Miguel Delibes me saca del caos, me ordena y me organiza, me provoca una sensación reconfortante. No sé si Miguel Delibes ha sido el mejor escritor español. A duras penas sé escribir, mis conocimientos literarios son igual a la nada y se limitan al disfrute, soy público fácil con tendencia a la admiración. Me atrevo a describir el efecto Delibes porque lo conozco bien; es algo muy familiar, una sensación de estar en casa. Su prosa limpia y cruda me absorbe. Es un fogonazo de claridad. Sus personajes son enteros y obscenamente reales. Describiendo las cosas más mugrientas, consigue que esa sensación de paz no te abandone.
Vuelvo a los libros de Delibes con cierta asiduidad. Diario de un cazador es uno de mis favoritos, pero cualquier preferencia sería una injusticia. Cuando leo fuera de casa, Delibes me saca de ese enjambre de gente vestida de forma desordenada que me rodea e incomoda, y a los que no conozco. Me transporta a la belleza de lo normal, de lo tosco, de lo natural, de lo conocido. La realidad áspera y sin limar.
La belleza de lo normal es un concepto que hoy en día ya no es válido. Mientras nos sumergen en la nueva realidad me doy cuenta de lo revolucionario del escritor en este momento. La certeza de Delibes es el nuevo punk. Ahora nada es lo que parece y nos intentan convencer de que lo que vemos con nuestros propios ojos, no es real.

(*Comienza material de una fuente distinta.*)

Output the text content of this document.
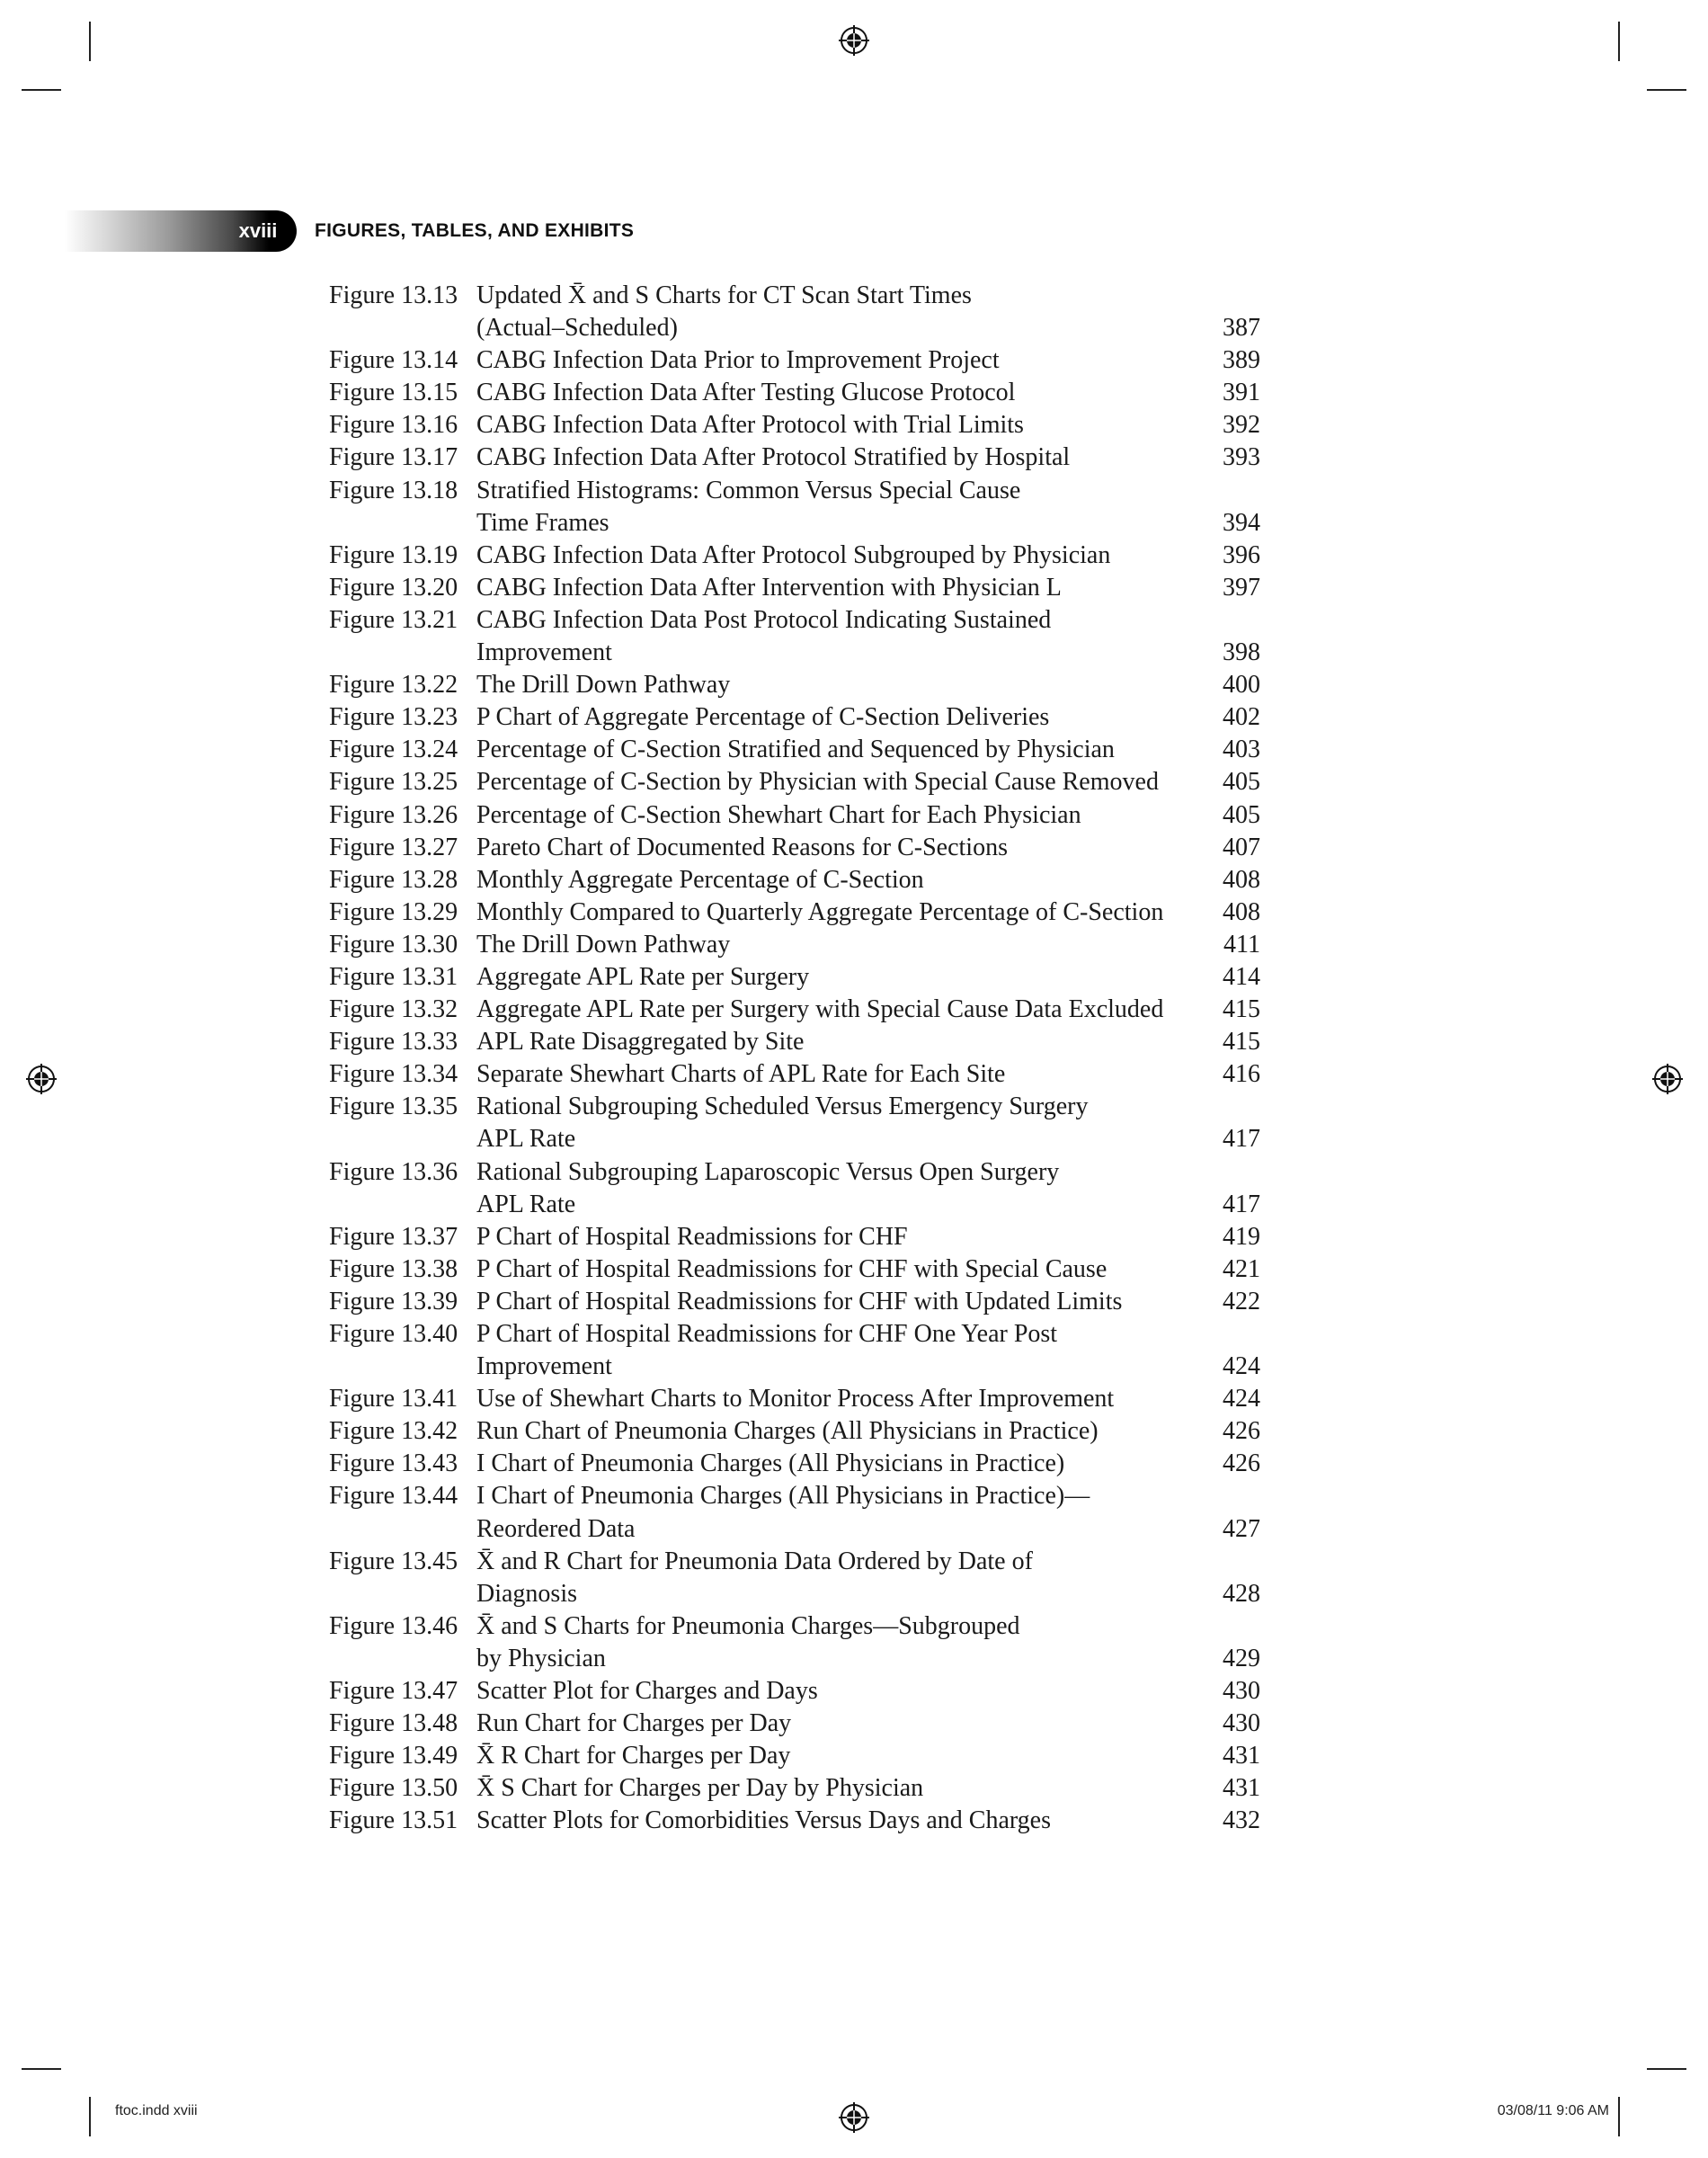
xviii	FIGURES, TABLES, AND EXHIBITS
Figure 13.13 Updated X̄ and S Charts for CT Scan Start Times
(Actual–Scheduled)	387
Figure 13.14 CABG Infection Data Prior to Improvement Project	389
Figure 13.15 CABG Infection Data After Testing Glucose Protocol	391
Figure 13.16 CABG Infection Data After Protocol with Trial Limits	392
Figure 13.17 CABG Infection Data After Protocol Stratified by Hospital	393
Figure 13.18 Stratified Histograms: Common Versus Special Cause
Time Frames	394
Figure 13.19 CABG Infection Data After Protocol Subgrouped by Physician	396
Figure 13.20 CABG Infection Data After Intervention with Physician L	397
Figure 13.21 CABG Infection Data Post Protocol Indicating Sustained
Improvement	398
Figure 13.22 The Drill Down Pathway	400
Figure 13.23 P Chart of Aggregate Percentage of C-Section Deliveries	402
Figure 13.24 Percentage of C-Section Stratified and Sequenced by Physician	403
Figure 13.25 Percentage of C-Section by Physician with Special Cause Removed	405
Figure 13.26 Percentage of C-Section Shewhart Chart for Each Physician	405
Figure 13.27 Pareto Chart of Documented Reasons for C-Sections	407
Figure 13.28 Monthly Aggregate Percentage of C-Section	408
Figure 13.29 Monthly Compared to Quarterly Aggregate Percentage of C-Section 408
Figure 13.30 The Drill Down Pathway	411
Figure 13.31 Aggregate APL Rate per Surgery	414
Figure 13.32 Aggregate APL Rate per Surgery with Special Cause Data Excluded 415
Figure 13.33 APL Rate Disaggregated by Site	415
Figure 13.34 Separate Shewhart Charts of APL Rate for Each Site	416
Figure 13.35 Rational Subgrouping Scheduled Versus Emergency Surgery
APL Rate	417
Figure 13.36 Rational Subgrouping Laparoscopic Versus Open Surgery
APL Rate	417
Figure 13.37 P Chart of Hospital Readmissions for CHF	419
Figure 13.38 P Chart of Hospital Readmissions for CHF with Special Cause	421
Figure 13.39 P Chart of Hospital Readmissions for CHF with Updated Limits	422
Figure 13.40 P Chart of Hospital Readmissions for CHF One Year Post
Improvement	424
Figure 13.41 Use of Shewhart Charts to Monitor Process After Improvement	424
Figure 13.42 Run Chart of Pneumonia Charges (All Physicians in Practice)	426
Figure 13.43 I Chart of Pneumonia Charges (All Physicians in Practice)	426
Figure 13.44 I Chart of Pneumonia Charges (All Physicians in Practice)—
Reordered Data	427
Figure 13.45 X̄ and R Chart for Pneumonia Data Ordered by Date of
Diagnosis	428
Figure 13.46 X̄ and S Charts for Pneumonia Charges—Subgrouped
by Physician	429
Figure 13.47 Scatter Plot for Charges and Days	430
Figure 13.48 Run Chart for Charges per Day	430
Figure 13.49 X̄ R Chart for Charges per Day	431
Figure 13.50 X̄ S Chart for Charges per Day by Physician	431
Figure 13.51 Scatter Plots for Comorbidities Versus Days and Charges	432
ftoc.indd xviii	03/08/11 9:06 AM
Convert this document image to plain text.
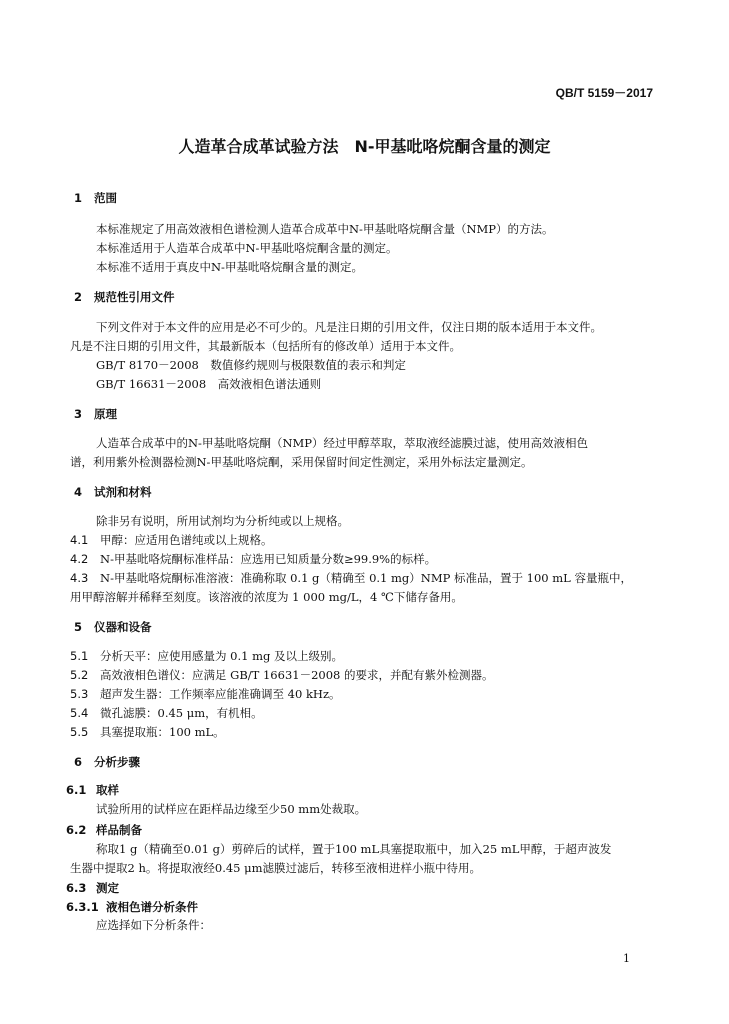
QB/T 5159－2017
人造革合成革试验方法　N-甲基吡咯烷酮含量的测定
1 范围
本标准规定了用高效液相色谱检测人造革合成革中N-甲基吡咯烷酮含量（NMP）的方法。
本标准适用于人造革合成革中N-甲基吡咯烷酮含量的测定。
本标准不适用于真皮中N-甲基吡咯烷酮含量的测定。
2 规范性引用文件
下列文件对于本文件的应用是必不可少的。凡是注日期的引用文件，仅注日期的版本适用于本文件。
凡是不注日期的引用文件，其最新版本（包括所有的修改单）适用于本文件。
GB/T 8170－2008　数值修约规则与极限数值的表示和判定
GB/T 16631－2008　高效液相色谱法通则
3 原理
人造革合成革中的N-甲基吡咯烷酮（NMP）经过甲醇萃取，萃取液经滤膜过滤，使用高效液相色
谱，利用紫外检测器检测N-甲基吡咯烷酮，采用保留时间定性测定，采用外标法定量测定。
4 试剂和材料
除非另有说明，所用试剂均为分析纯或以上规格。
4.1 甲醇：应适用色谱纯或以上规格。
4.2 N-甲基吡咯烷酮标准样品：应选用已知质量分数≥99.9%的标样。
4.3 N-甲基吡咯烷酮标准溶液：准确称取 0.1 g（精确至 0.1 mg）NMP 标准品，置于 100 mL 容量瓶中，
用甲醇溶解并稀释至刻度。该溶液的浓度为 1 000 mg/L，4 ℃下储存备用。
5 仪器和设备
5.1 分析天平：应使用感量为 0.1 mg 及以上级别。
5.2 高效液相色谱仪：应满足 GB/T 16631－2008 的要求，并配有紫外检测器。
5.3 超声发生器：工作频率应能准确调至 40 kHz。
5.4 微孔滤膜：0.45 μm，有机相。
5.5 具塞提取瓶：100 mL。
6 分析步骤
6.1 取样
试验所用的试样应在距样品边缘至少50 mm处裁取。
6.2 样品制备
称取1 g（精确至0.01 g）剪碎后的试样，置于100 mL具塞提取瓶中，加入25 mL甲醇，于超声波发
生器中提取2 h。将提取液经0.45 μm滤膜过滤后，转移至液相进样小瓶中待用。
6.3 测定
6.3.1 液相色谱分析条件
应选择如下分析条件：
1
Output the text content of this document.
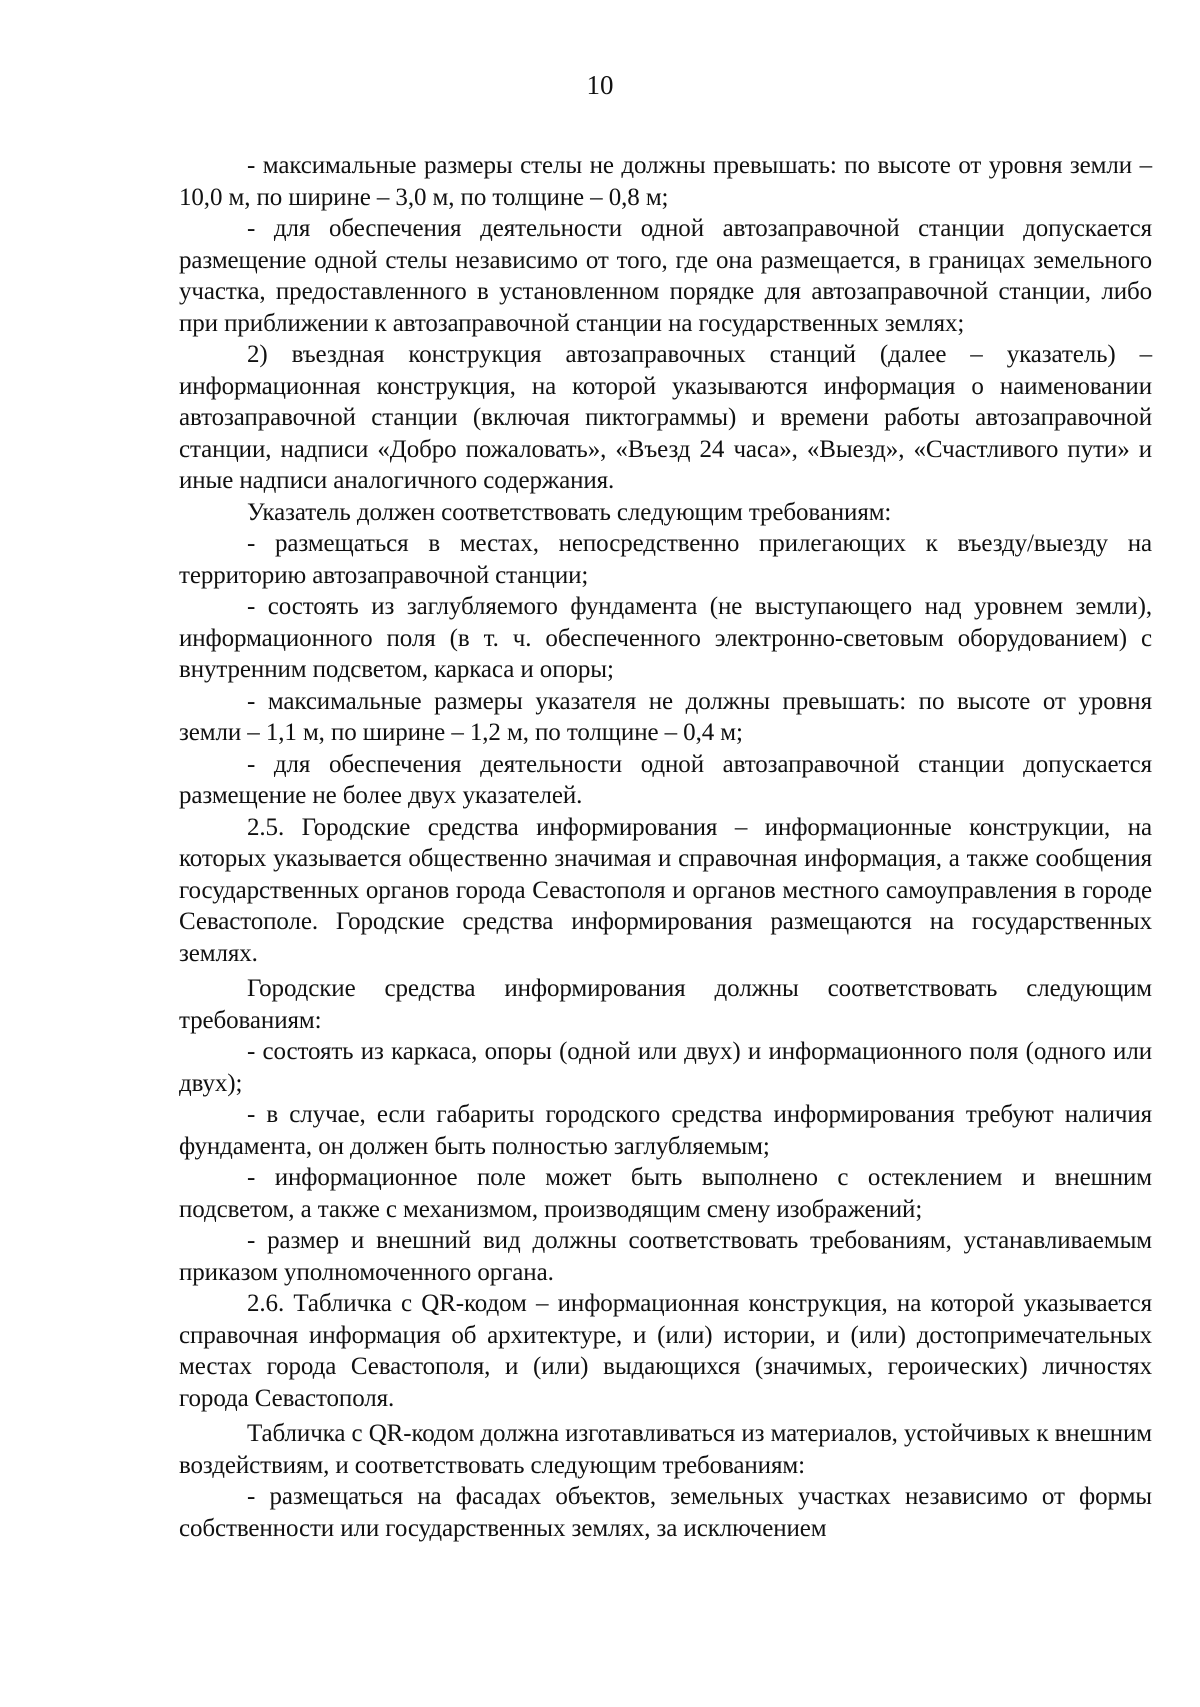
10

- максимальные размеры стелы не должны превышать: по высоте от уровня земли – 10,0 м, по ширине – 3,0 м, по толщине – 0,8 м;

- для обеспечения деятельности одной автозаправочной станции допускается размещение одной стелы независимо от того, где она размещается, в границах земельного участка, предоставленного в установленном порядке для автозаправочной станции, либо при приближении к автозаправочной станции на государственных землях;

2) въездная конструкция автозаправочных станций (далее – указатель) – информационная конструкция, на которой указываются информация о наименовании автозаправочной станции (включая пиктограммы) и времени работы автозаправочной станции, надписи «Добро пожаловать», «Въезд 24 часа», «Выезд», «Счастливого пути» и иные надписи аналогичного содержания.

Указатель должен соответствовать следующим требованиям:

- размещаться в местах, непосредственно прилегающих к въезду/выезду на территорию автозаправочной станции;

- состоять из заглубляемого фундамента (не выступающего над уровнем земли), информационного поля (в т. ч. обеспеченного электронно-световым оборудованием) с внутренним подсветом, каркаса и опоры;

- максимальные размеры указателя не должны превышать: по высоте от уровня земли – 1,1 м, по ширине – 1,2 м, по толщине – 0,4 м;

- для обеспечения деятельности одной автозаправочной станции допускается размещение не более двух указателей.

2.5. Городские средства информирования – информационные конструкции, на которых указывается общественно значимая и справочная информация, а также сообщения государственных органов города Севастополя и органов местного самоуправления в городе Севастополе. Городские средства информирования размещаются на государственных землях.

Городские средства информирования должны соответствовать следующим требованиям:

- состоять из каркаса, опоры (одной или двух) и информационного поля (одного или двух);

- в случае, если габариты городского средства информирования требуют наличия фундамента, он должен быть полностью заглубляемым;

- информационное поле может быть выполнено с остеклением и внешним подсветом, а также с механизмом, производящим смену изображений;

- размер и внешний вид должны соответствовать требованиям, устанавливаемым приказом уполномоченного органа.

2.6. Табличка с QR-кодом – информационная конструкция, на которой указывается справочная информация об архитектуре, и (или) истории, и (или) достопримечательных местах города Севастополя, и (или) выдающихся (значимых, героических) личностях города Севастополя.

Табличка с QR-кодом должна изготавливаться из материалов, устойчивых к внешним воздействиям, и соответствовать следующим требованиям:

- размещаться на фасадах объектов, земельных участках независимо от формы собственности или государственных землях, за исключением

Nos enredan con nuevos términos y mientras intentan borrar el pasado, inventan nuevas verdades. Nos inoculan nuevos miedos, nuevas modas, nuevos conceptos: el nuevo lenguaje, la nueva normalidad, el nuevo pensamiento, el nuevo orden mundial… Yo no quería nada nuevo. Yo quiero la mirada verdadera de Delibes, la aplastante realidad de sus historias. Quiero volver a esa Castilla. Regresar a las calles adoquinadas y a las farolas de forja negra que apenas iluminan algo de niebla, al frío de la mañana en el campo antes de desayunar. Me gustaría, al igual que puedo cerrar los ojos, poder cerrar las orejas cuando escucho a los políticos y nuevos líderes de opinión lanzar su absurda verborrea llena de términos igual de vacíos que sus ideas. Cuando me dicen qué comer, qué pensar, qué hacer, cómo, cuándo, dónde, con quién…
Luego me doy cuenta de que Delibes me saca de este lío de géneros, de esta realidad de contradicciones, de la prosa enredada de la política actual que no entiendo porque nada dice. Voy descubriendo, al leer, las maravillosas voces castellanas mientras me llegan a lo lejos los resbalones dialécticos de los miembros del gobierno. Contemplo la facilidad para inventar problemas y la evidente falta de soluciones, la habitual contradicción a través de la cual una cosa vale un día, pero ya no al día siguiente. La falta de vergüenza cuando son cazados en la mentira y la contagiosa desmemoria colectiva. La realidad, como nos la describía el vallisoletano, no les gusta, y nos la decoran sin pudor pensando que no seremos capaces de asimilarla sin colorear. Si no le gusta su biología tenemos otra, no se preocupe. Si no le gusta la realidad de la vida, le ayudaremos a rodearla al pasar. El nivel es indegradable.
La nueva normalidad —léase la nueva ideología— es la ropa de otra talla que te molesta hagas lo que hagas, que no te deja pensar, es esa persona que está contigo y que habla demasiado alto, y todos los días nos mortifican con la metralla ideológica porque no tienen nada más, no saben hacer nada más, y eso harán insistentemente hasta que te acostumbres a esa talla, a esa voz.
Quiero quedarme en cualquier página de Delibes, en esos días en los que este caos aún no existía. Quiero la libertad mental de entonces. Quiero ese momento, la realidad tal y como es. Pero nada de eso parece que volverá.
Los géneros, la España vacía, lo global, lo sostenible, el hummus de remolacha… Déjenme en paz. Déjenme con Delibes, al menos Delibes no intenta seducirme; no me engaña.